Wellington residents unhappy with plans for apartments, commercial space near homes

WELLINGTON, Fla. - A several-year-old proposal to build townhouses and offices on an undeveloped rectangle of land bordering the Versailles community has been replaced with plans for apartments and commercial space - and on a far more intense scale than originally designed.

Wellington Parc, on the west side of State Road 7 about 1 mile south of Forest Hill Boulevard, would have 158 rental units and 65,000 square feet of office space on 16 acres.

The original project, formerly known as Wellington Pointe, had been approved in 2006 for 92 townhouses and 31,830 square feet of office space. It didn't have any commercial space.

"The increases here are just too large," Versailles resident Mike Grassi said. "If this development goes through as proposed, it's going to have a tremendous negative impact not only on the quality of life there but also on the home values."

Grassi, whose property is adjacent to Wellington Parc, bought his home two years ago based on the developer's original plans.

"That wasn't upsetting to me at all," Grassi said. "That was somewhat consistent with the nature of our community. We purchased our home based on that."

The Versailles Homeowner's Association, representing 450 homes, is fighting the project, which will border about 40 homes.

"A lot of these people put their life savings into these homes," association president Sal Van Casteren said. "This is another case of the builder who wants to come in and bulldoze for maximum profit."

When Wellington Parc owners - WPI, LLC and SB Wellington, LLC - submitted their original plans, Wellington's comprehensive plan allowed residential density in mixed-use projects to be calculated differently from how it can be calculated now. In 2006, the owners could have had up to 115 homes, though they asked for fewer. In 2008 the comprehensive plan, which dictates land-use guidelines, changed allowing for up to 158 homes.

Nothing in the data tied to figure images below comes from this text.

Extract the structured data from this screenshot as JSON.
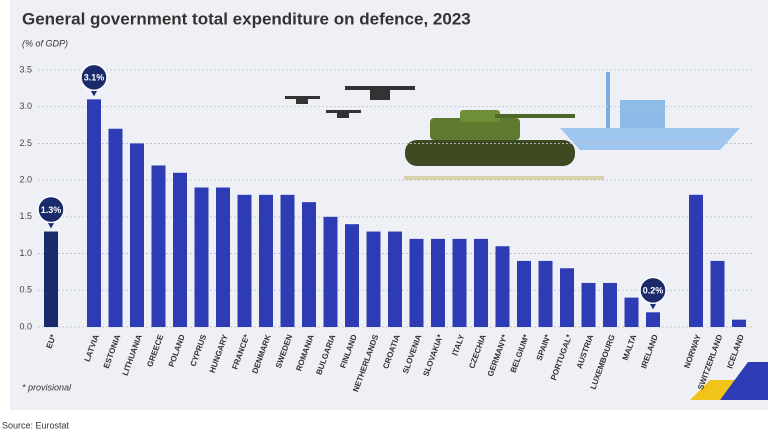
{
  "chart_data": {
    "type": "bar",
    "title": "General government total expenditure on defence, 2023",
    "subtitle": "(% of GDP)",
    "note": "* provisional",
    "source": "Source: Eurostat",
    "categories": [
      "EU*",
      "LATVIA",
      "ESTONIA",
      "LITHUANIA",
      "GREECE",
      "POLAND",
      "CYPRUS",
      "HUNGARY",
      "FRANCE*",
      "DENMARK",
      "SWEDEN",
      "ROMANIA",
      "BULGARIA",
      "FINLAND",
      "NETHERLANDS",
      "CROATIA",
      "SLOVENIA",
      "SLOVAKIA*",
      "ITALY",
      "CZECHIA",
      "GERMANY*",
      "BELGIUM*",
      "SPAIN*",
      "PORTUGAL*",
      "AUSTRIA",
      "LUXEMBOURG",
      "MALTA",
      "IRELAND",
      "NORWAY",
      "SWITZERLAND",
      "ICELAND"
    ],
    "values": [
      1.3,
      3.1,
      2.7,
      2.5,
      2.2,
      2.1,
      1.9,
      1.9,
      1.8,
      1.8,
      1.8,
      1.7,
      1.5,
      1.4,
      1.3,
      1.3,
      1.2,
      1.2,
      1.2,
      1.2,
      1.1,
      0.9,
      0.9,
      0.8,
      0.6,
      0.6,
      0.4,
      0.2,
      1.8,
      0.9,
      0.1
    ],
    "value_labels": [
      "1.3%",
      "3.1%",
      null,
      null,
      null,
      null,
      null,
      null,
      null,
      null,
      null,
      null,
      null,
      null,
      null,
      null,
      null,
      null,
      null,
      null,
      null,
      null,
      null,
      null,
      null,
      null,
      null,
      "0.2%",
      null,
      null,
      null
    ],
    "color": "#2d3cb4",
    "highlight_color": "#1b2a6b",
    "ylim": [
      0,
      3.5
    ],
    "yticks": [
      {
        "value": 0,
        "label": "0.0"
      },
      0.5,
      {
        "value": 1,
        "label": "1.0"
      },
      1.5,
      {
        "value": 2,
        "label": "2.0"
      },
      2.5,
      {
        "value": 3,
        "label": "3.0"
      },
      3.5
    ],
    "grid": true
  }
}
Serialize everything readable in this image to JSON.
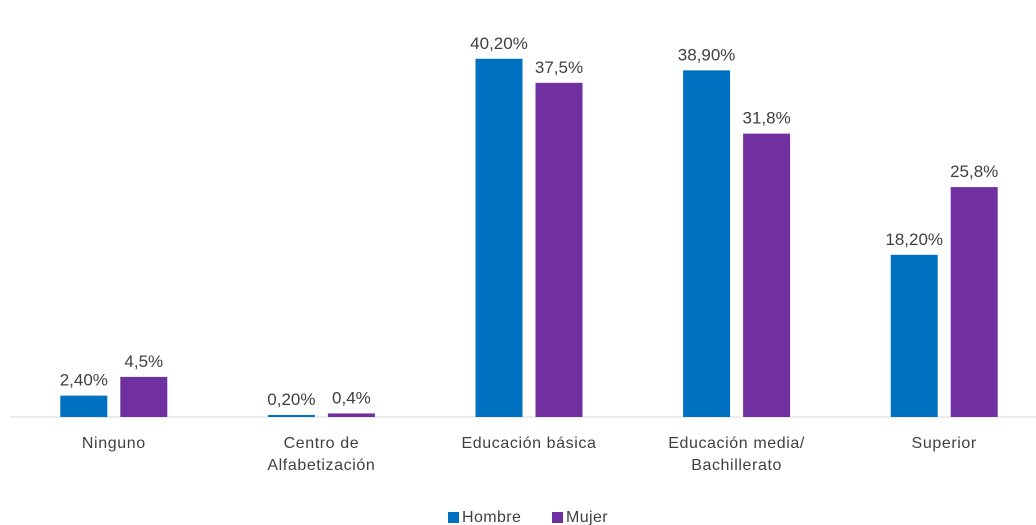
{
  "chart_data": {
    "type": "bar",
    "categories": [
      [
        "Ninguno"
      ],
      [
        "Centro de",
        "Alfabetización"
      ],
      [
        "Educación básica"
      ],
      [
        "Educación media/",
        "Bachillerato"
      ],
      [
        "Superior"
      ]
    ],
    "series": [
      {
        "name": "Hombre",
        "color": "#0070C0",
        "values": [
          2.4,
          0.2,
          40.2,
          38.9,
          18.2
        ],
        "labels": [
          "2,40%",
          "0,20%",
          "40,20%",
          "38,90%",
          "18,20%"
        ]
      },
      {
        "name": "Mujer",
        "color": "#7030A0",
        "values": [
          4.5,
          0.4,
          37.5,
          31.8,
          25.8
        ],
        "labels": [
          "4,5%",
          "0,4%",
          "37,5%",
          "31,8%",
          "25,8%"
        ]
      }
    ],
    "ylim": [
      0,
      45
    ],
    "grid": false,
    "legend_position": "bottom"
  }
}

It's unclear why the developers changed the project from owned to rental units, or why they shifted from office to commercial space and doubled the amount. Eleanor Halperin, a lawyer representing the developer, declined a call to discuss the new proposal.

The village's planning and zoning board is scheduled to consider the new application Sept. 5. The board had expected to hear the proposal this month, but developers requested it be postponed so they could address Wellington staff recommendations.

About 50 Versailles residents, along with a lawyer representing their homeowner association, turned up for the May 2 hearing and were dismayed with its delay.

Village staff has recommended that the apartment buildings reach no higher than three stories and are at least 100 feet from the western property line. Also, none of the structures within 100 feet of the western property line can be taller than 25 feet, staff recommended.

Wellington Parc, in conjunction with two other projects, Wellington Charter School and Palomino Executive Park, would warrant a traffic light at the intersection of State Road 7 and Palomino Drive, according to a Wellington staff report.